Sur ce point, il reste à voir si l’Otan a été prévenue de ses intentions, alors qu’elle conduit une mission de formation et d’entraînement au profit des forces afghanes [Resolute Support, ndlr].

Par ailleurs, le mouvement taleb ne semble pas si pressé de reprendre les discussions. « Il est beaucoup trop tôt pour parler d’une reprise des discussions à ce stade », a réagi Zabihullah Mujahid, son porte-parole.

Quoi qu’il en soit, M. Trump est revenu sur son revirement du mois de septembre. « Nous étions proches du but et nous avons renoncé.
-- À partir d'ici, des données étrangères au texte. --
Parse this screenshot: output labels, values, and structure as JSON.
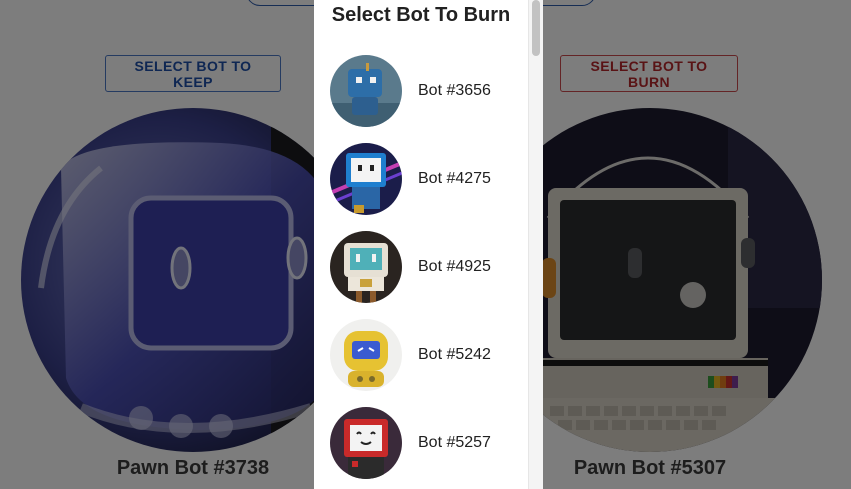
{
  "page": {
    "keep_button_label": "SELECT BOT TO KEEP",
    "burn_button_label": "SELECT BOT TO BURN",
    "keep_bot_name": "Pawn Bot #3738",
    "burn_bot_name": "Pawn Bot #5307"
  },
  "drawer": {
    "title": "Select Bot To Burn",
    "items": [
      {
        "label": "Bot #3656"
      },
      {
        "label": "Bot #4275"
      },
      {
        "label": "Bot #4925"
      },
      {
        "label": "Bot #5242"
      },
      {
        "label": "Bot #5257"
      }
    ]
  },
  "colors": {
    "keep_accent": "#1e4fa6",
    "burn_accent": "#b3262b",
    "overlay": "rgba(0,0,0,0.5)"
  }
}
Nous n’avons pas voulu le faire à cause de ce qu’ils avaient fait », a-t-il dit.

Cela étant, le 7e rapport annuel sur le terrorisme publié par le centre de recherche australien « Institute for Economics and Peace » a montré que l’Afghanistan a été le pays le plus touché par les actes terroristes en 2018, avec 7.379 victimes [contre 4.653 en 2017 et 4.597 en 2016]. Et le nombre de tués attribués aux taliban a augmenté de 71% [6.103, soit 38% du total des victimes du terrorisme dans le monde]. Ce qui fait que le mouvement taleb afghan a été l’organisation la plus meutrière, derrière Daesh [État islamique/EI] et Boko Haram [dont une faction est reconnue par l’EI].